# Hi everybody



## 4Jawbilly (Oct 16, 2017)

Just stumbled onto this site and since I really enjoy working with all kinds of metal I thougt joining up cant hurt but shurly I am going to learn something.

I was born and raised in the Bavarian Alps during the outgoing Horse & Buggy days when if you needet something done or fixed you had to do it yourself sometimes inventing new tools to do it and of course it had to be allmost free, nothing was ever thrown away. This knowledge and ability has helped me tremendously later in my business life and Hobbies.   While well past the Retirement post I still have much fun running my seasonal business, also continue to be involved in the Oilpatch in the Winter, and try to get some Bluewater Sailing in during Summer on my own Boat.  I have a tiny hobby work shop at home in Victoria which bosts a small Lathe/ Milling Machine combo I been using and learned on since 2003.   

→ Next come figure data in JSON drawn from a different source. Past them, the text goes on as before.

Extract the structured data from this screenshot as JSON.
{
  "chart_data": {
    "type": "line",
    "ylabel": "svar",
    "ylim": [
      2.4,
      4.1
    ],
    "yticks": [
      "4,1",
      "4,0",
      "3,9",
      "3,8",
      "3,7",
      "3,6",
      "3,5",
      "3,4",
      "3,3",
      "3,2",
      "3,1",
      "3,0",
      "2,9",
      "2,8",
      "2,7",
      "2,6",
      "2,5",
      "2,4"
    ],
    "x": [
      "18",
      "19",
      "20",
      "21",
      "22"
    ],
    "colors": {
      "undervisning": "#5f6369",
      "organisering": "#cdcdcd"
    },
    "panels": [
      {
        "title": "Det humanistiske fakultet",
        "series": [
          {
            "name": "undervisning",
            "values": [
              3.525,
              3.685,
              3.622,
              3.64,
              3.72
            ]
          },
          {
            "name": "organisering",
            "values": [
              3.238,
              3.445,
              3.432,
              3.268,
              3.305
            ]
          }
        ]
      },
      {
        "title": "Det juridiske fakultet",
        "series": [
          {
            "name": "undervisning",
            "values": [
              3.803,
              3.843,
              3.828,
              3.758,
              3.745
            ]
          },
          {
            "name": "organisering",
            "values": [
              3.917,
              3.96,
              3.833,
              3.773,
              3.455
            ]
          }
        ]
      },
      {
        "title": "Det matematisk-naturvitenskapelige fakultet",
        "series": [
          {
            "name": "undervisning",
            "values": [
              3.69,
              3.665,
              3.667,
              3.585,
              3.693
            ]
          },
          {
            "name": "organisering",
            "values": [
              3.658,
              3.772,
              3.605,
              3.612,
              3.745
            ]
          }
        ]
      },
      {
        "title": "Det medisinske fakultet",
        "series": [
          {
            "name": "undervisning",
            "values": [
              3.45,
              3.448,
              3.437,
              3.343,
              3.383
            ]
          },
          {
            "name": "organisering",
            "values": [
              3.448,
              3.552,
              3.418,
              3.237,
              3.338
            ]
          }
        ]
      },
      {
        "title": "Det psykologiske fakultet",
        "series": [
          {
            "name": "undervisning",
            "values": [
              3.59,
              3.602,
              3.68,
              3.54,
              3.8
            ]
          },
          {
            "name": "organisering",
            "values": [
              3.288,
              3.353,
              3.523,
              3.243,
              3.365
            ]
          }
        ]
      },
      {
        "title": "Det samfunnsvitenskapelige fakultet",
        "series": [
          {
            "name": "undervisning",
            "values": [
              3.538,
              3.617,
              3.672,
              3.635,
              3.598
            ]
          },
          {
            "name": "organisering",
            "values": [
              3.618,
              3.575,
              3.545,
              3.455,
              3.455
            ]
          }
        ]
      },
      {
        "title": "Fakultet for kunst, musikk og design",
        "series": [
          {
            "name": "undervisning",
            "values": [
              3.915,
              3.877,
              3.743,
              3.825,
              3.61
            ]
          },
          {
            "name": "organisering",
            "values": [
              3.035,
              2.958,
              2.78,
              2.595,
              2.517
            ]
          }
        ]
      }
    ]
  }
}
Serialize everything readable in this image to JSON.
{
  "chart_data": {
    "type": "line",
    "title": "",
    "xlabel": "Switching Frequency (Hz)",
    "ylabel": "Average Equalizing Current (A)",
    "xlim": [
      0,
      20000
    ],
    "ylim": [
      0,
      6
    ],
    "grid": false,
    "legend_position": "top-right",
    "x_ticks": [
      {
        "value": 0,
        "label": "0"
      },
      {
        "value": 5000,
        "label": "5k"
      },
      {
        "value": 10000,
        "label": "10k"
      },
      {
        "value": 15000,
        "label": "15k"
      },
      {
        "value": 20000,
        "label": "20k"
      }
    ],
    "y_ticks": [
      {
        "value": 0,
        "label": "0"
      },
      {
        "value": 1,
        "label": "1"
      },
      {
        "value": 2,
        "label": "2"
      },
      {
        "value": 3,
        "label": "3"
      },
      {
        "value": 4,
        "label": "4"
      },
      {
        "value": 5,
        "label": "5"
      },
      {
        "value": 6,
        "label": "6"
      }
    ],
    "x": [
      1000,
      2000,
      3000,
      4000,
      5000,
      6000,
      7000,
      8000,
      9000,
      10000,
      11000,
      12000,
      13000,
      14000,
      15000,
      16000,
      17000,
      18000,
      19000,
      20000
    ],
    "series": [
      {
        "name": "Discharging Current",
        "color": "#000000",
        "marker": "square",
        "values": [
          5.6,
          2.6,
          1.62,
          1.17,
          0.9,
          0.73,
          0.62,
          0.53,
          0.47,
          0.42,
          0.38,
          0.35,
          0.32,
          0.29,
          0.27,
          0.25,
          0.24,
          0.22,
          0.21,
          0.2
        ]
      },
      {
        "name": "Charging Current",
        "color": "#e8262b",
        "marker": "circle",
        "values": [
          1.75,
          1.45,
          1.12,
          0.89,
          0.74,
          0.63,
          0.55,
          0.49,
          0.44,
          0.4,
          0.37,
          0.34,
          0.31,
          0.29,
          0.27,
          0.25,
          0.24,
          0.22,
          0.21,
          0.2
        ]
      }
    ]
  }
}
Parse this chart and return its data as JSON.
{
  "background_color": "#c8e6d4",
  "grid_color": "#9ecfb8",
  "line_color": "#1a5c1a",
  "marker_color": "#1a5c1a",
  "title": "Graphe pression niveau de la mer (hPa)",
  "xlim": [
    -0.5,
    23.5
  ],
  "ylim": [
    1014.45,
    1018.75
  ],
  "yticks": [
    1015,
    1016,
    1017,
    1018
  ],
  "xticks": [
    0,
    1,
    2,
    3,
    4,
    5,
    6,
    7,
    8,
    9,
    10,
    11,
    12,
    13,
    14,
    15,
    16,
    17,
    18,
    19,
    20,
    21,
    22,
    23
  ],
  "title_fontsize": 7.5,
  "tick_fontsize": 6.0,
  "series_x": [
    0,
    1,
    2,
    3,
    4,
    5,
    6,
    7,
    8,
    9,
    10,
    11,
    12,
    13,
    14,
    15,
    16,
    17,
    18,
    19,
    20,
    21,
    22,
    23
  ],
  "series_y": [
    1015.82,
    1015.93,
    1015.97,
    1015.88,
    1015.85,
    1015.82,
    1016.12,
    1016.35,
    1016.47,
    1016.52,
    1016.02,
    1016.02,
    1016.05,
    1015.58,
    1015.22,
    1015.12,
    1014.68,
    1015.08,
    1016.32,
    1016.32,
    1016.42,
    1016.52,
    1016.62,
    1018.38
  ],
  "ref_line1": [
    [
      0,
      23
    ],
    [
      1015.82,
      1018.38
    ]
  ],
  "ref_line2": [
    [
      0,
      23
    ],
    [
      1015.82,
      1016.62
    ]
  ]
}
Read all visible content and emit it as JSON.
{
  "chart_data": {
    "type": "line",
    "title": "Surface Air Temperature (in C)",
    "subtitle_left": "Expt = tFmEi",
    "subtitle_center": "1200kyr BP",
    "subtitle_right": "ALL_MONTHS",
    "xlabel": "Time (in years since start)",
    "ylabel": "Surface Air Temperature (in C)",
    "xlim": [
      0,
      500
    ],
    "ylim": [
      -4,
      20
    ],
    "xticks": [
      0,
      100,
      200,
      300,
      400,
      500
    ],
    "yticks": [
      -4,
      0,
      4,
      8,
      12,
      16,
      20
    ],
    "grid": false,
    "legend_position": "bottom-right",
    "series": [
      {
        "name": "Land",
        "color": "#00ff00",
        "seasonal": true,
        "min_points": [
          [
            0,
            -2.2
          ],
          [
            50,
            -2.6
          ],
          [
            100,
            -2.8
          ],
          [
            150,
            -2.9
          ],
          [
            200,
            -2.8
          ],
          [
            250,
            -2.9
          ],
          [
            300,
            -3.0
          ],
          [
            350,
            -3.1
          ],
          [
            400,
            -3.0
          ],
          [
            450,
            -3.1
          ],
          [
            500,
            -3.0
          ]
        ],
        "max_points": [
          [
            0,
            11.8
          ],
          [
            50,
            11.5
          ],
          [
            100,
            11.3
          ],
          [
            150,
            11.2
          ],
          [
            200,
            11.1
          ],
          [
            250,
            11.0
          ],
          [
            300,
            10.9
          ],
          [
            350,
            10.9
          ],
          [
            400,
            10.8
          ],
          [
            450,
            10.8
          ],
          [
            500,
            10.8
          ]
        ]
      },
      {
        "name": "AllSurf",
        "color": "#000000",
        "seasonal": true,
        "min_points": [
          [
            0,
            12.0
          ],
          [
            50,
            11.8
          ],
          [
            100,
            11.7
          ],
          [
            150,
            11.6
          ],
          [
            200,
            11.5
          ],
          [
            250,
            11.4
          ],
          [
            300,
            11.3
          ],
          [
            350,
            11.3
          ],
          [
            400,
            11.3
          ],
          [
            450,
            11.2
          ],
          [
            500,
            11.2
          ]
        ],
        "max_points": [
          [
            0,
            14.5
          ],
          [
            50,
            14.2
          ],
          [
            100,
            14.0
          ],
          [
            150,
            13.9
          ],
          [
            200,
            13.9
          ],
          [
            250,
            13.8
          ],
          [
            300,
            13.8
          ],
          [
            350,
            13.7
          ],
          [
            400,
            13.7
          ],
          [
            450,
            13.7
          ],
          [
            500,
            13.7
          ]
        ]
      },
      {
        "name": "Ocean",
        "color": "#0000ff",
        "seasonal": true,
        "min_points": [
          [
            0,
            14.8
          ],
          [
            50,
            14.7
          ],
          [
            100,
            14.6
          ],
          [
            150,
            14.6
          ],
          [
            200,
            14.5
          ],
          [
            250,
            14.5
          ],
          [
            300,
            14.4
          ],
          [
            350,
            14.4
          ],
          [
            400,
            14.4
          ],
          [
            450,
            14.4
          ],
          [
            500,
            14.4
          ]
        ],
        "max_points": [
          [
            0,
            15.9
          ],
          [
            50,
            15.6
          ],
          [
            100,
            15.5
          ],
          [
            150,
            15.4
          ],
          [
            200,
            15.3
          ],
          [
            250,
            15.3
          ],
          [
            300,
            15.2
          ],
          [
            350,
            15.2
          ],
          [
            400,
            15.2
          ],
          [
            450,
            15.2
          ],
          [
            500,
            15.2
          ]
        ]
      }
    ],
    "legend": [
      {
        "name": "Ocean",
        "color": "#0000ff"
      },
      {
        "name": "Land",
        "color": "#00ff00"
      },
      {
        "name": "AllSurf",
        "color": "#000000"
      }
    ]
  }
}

So all the best to you, keep your chuck key out of the Chuck unless to tightening somthing and keep on making chips.

Cheers - 4Jawbilly


----------



## Jwest7788 (Oct 16, 2017)

Welcome @4Jawbilly 

Glad to have you on board!

Where are you located?

JW


----------



## 4Jawbilly (Oct 16, 2017)

Jwest7788 said:


> Welcome @4Jawbilly
> 
> Glad to have you on board!
> 
> ...




Home is in Victoria BC, but right now still finnishing up tail end of my seasonal Business and then in January to March back in the Oilpatch likely again based out of Grande Prairie AB.


----------



## Alexander (Oct 16, 2017)

How did you find the form?


----------



## 4Jawbilly (Oct 16, 2017)

Alexander said:


> How did you find the form?


Not sure but I think somebody mentioned it on "Gunnutz"


----------



## CalgaryPT (Oct 17, 2017)

Welcome aboard.


----------